DORA reports the biggest consumer safety improvement needed relates to transportation of eggs from the wholesaler to the retailer. The recommendation was to "expand the sanitation and temperature requirements for vehicles used to transport eggs in all stages of the delivery process".

Presently, there is little the commissioner of agriculture can do on the transportation of eggs from the dealer to restaurants, institutions or other dealers, as examples.

"Public protection can be compromised" states DORA "because eggs can be contaminated, causing illness among consumers". There is also no protection required from extreme heat or freezing in transportation.

DORA also wants the commissioner to have control over rule making authority for transportation and processing of eggs and statutory authority to access vehicles used to transport eggs, in order to discover and halt conditions that could harm consumers.

According to DORA, Colorado poultry egg producers provided 1.8 billion eggs in 2006, exporting 540 million. We imported 18 million of the 125 million eaten by Coloradans annually. Eggs imported had to get here by what? Transportation.

In 1933, Colorado enacted its first egg law to

(1) prevent the sale of eggs unfit for human consumption

(2) prevent fraud and deception in egg sales, and

(3) promote and develop the egg industry.

While revised since 1933, the goals remain constant.

Are bad eggs being found by present inspections either at the wholesale or retail level? Yes. Stop sale notices have more than tripled over a two year period. And that is without inspecting transportation. According to DORA:

Initial inspection: "The inspector selects random samples of eggs from the same lot ... If a lot contains 30 dozen eggs, 100 eggs will be inspected. Seventy-two of the 100 eggs must meet grade AA quality standards".

Full inspection: "The number of eggs inspected is expanded. If the lot does not pass a full inspection, a stop sale notice is issued to the lot".

Stop sale notices have jumped from 109 in fiscal 2004-05 to 379 in 2006-07 following implementation of a risk basis management system based on previous violations.

* * *

By the time you read this, Gov. Bill Ritter may have chosen the new secretary of state from among 20 applicants.

There's a lot more than elections and election reform programs on the plate for the incoming secretary, such as:

The Colorado Corporations Code, the Uniform Commercial Code, the Bingo and Raffles law, the Uniform Limited Partnership Act, limited liability companies, commissioning of Notaries Public, the Charitable Solicitations Act.

In my opinion, the new secretary ought to consider moving Notary Public and Bingo and Raffles out from under his or her department.

Reading priority should be the May 2008 performance audit out-sourced by the state auditor to Clifton Gunderson Certified Public Accountants and Consultants.
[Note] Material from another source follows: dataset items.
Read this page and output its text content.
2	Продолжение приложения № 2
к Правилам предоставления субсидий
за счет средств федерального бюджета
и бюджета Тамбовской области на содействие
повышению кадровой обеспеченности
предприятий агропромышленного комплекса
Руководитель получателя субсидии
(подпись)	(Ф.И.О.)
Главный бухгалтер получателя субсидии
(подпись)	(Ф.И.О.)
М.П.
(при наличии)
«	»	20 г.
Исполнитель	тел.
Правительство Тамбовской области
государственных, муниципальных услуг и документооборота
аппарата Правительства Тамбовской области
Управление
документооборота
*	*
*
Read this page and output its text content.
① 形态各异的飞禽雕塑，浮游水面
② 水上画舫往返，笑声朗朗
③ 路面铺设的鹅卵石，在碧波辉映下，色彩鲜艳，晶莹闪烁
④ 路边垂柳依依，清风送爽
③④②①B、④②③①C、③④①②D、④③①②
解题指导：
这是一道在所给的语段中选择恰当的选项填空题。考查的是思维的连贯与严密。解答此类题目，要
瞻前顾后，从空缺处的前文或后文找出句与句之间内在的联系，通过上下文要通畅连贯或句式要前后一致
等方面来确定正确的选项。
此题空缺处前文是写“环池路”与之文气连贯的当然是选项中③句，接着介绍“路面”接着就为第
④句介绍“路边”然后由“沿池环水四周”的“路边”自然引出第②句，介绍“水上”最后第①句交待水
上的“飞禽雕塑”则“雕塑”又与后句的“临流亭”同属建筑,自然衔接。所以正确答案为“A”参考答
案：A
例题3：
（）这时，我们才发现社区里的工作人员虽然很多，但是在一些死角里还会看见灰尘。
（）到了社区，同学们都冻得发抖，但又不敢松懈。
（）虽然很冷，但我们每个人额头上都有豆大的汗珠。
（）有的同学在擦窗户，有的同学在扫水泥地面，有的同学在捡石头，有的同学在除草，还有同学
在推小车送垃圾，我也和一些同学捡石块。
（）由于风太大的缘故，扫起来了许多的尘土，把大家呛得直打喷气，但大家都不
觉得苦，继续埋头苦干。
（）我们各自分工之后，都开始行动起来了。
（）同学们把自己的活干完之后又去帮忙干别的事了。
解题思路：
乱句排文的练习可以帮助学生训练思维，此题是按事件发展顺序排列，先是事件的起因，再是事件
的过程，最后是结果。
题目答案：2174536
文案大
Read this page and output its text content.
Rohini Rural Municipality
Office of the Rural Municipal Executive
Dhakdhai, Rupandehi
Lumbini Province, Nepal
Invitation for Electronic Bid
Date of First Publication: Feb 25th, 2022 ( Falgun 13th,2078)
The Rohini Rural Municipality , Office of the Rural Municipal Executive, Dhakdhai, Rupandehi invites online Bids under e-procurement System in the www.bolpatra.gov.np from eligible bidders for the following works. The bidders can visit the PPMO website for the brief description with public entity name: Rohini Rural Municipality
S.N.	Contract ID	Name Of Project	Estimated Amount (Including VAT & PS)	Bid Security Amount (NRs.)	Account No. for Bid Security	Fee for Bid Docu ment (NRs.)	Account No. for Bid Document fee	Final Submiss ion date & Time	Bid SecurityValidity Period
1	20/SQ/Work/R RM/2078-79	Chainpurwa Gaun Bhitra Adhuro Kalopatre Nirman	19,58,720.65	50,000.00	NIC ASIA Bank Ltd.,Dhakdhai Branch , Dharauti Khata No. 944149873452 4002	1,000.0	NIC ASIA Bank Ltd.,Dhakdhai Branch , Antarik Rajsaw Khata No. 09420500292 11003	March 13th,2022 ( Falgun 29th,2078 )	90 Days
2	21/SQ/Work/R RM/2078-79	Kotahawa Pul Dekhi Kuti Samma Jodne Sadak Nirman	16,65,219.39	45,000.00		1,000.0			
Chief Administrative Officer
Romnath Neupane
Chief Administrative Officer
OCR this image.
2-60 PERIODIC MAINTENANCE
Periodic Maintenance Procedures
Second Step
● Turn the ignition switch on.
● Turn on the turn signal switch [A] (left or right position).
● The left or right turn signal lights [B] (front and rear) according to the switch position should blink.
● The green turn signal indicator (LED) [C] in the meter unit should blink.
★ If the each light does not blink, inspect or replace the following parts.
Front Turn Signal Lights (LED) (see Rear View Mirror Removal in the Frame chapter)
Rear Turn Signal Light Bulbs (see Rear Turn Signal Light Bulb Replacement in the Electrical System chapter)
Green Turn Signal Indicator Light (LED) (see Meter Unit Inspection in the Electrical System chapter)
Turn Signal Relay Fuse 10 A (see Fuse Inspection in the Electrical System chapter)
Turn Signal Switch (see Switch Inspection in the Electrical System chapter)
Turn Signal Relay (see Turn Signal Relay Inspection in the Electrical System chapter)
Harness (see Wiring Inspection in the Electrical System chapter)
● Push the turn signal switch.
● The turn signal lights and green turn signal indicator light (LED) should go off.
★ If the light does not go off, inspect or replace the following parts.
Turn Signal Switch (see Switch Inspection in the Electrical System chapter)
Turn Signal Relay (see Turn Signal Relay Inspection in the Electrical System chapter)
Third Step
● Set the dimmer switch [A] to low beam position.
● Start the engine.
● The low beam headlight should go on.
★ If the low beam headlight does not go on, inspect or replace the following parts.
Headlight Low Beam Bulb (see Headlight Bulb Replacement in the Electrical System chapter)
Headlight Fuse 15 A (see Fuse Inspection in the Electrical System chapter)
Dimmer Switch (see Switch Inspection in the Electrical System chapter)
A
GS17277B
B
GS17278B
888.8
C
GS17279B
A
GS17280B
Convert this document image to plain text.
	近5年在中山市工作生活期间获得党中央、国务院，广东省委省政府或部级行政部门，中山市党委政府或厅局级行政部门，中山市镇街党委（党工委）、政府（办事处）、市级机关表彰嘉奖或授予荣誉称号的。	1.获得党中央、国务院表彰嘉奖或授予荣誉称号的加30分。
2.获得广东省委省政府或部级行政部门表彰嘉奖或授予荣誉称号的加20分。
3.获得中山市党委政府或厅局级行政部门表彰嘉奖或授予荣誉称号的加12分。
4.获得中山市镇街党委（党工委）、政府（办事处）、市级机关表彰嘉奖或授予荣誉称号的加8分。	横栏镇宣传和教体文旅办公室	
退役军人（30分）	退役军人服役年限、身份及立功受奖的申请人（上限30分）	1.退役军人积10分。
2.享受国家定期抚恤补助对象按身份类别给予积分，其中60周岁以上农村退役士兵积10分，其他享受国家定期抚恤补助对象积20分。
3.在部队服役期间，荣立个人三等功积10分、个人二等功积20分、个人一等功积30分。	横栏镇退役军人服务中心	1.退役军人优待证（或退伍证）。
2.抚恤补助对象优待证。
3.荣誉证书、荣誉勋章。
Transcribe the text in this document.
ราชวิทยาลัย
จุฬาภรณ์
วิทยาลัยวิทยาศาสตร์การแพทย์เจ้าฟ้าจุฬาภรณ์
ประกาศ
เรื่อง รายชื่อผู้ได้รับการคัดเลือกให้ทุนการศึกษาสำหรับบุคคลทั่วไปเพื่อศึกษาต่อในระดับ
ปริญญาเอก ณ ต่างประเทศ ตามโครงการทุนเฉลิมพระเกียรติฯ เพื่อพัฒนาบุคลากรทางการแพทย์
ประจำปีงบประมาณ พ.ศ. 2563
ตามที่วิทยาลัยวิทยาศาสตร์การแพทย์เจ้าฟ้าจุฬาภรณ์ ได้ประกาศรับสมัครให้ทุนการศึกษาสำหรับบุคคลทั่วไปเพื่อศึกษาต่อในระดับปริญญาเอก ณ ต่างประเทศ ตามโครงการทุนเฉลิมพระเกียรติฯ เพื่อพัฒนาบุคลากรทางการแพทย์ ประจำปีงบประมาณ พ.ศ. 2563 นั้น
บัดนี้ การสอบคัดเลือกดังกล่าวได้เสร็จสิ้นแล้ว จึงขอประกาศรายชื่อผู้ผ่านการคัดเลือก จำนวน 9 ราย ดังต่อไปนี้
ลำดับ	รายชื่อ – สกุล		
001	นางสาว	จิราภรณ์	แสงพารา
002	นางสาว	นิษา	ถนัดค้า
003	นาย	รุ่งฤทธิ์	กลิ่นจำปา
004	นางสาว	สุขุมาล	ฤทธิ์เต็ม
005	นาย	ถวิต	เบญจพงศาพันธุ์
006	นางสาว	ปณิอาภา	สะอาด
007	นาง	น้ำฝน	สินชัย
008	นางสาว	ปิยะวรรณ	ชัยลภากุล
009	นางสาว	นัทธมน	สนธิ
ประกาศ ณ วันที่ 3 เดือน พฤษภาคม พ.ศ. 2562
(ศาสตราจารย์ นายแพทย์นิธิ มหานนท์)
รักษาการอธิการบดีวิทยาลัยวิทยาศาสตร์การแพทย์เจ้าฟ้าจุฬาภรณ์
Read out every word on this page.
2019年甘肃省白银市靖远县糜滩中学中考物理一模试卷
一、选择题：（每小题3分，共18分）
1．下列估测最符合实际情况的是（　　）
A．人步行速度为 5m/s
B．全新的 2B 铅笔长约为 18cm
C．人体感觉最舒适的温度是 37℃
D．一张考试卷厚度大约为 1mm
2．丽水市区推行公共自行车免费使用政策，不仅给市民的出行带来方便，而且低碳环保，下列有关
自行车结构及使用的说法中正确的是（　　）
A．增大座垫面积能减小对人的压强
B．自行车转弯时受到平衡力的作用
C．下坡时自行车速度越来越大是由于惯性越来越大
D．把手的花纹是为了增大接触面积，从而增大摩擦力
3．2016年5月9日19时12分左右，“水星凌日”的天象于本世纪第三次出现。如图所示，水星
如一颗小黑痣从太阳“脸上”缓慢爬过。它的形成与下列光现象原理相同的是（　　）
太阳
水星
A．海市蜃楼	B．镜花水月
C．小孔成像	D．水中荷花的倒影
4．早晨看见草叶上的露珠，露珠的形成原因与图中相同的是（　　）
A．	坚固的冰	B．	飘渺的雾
In that report you will find future promises made by then-Secretary Mike Coffman.

Notaries Public were assigned to the Secretary of State long before the establishment of the Dept. of Regulatory Agencies (DORA) where teams of skilled investigators are available. The present location of the occupation in Dept. of State is obsolete. Notaries fit in nicely with Real Estate Brokers under DORA where their notary services are necessary by statute.

On Nov 4, 1958, Colorado voters by 244,929 to 235,482 adopted amendments to Section 2 of Article 18 of the state constitution establishing bingo and raffles as legitimate gambling operations.

From then until now, the Secretary of State has had both licensing and enforcement duties over bingo operations. However, all other state-permitted gambling supervision are now in the Dept. of Revenue.

Article 18, Section 2 would have to be amended in 2010 to remove licensing authority from the secretary of state and instead allow the legislature to determine the best location. But enforcement duties could be moved in the 2009 legislative session.

House Bill 1273 in 2008 by Rep. Rafael Gallegos (D) Antonito, and Sen. Chris Romer (D) Denver, was signed by Gov. Ritter April 3. It provides for meetings between the State Secretary and the Executive Director of Revenue to consider:

"The desirability and practicability of transferring the responsibility for enforcement, licensing, or both ... from the Secretary of State to the Dept. of Revenue."

Their report is supposed to be completed on or before Dec. 31, 2008, and provided to House and Senate members of State Affairs and Finance.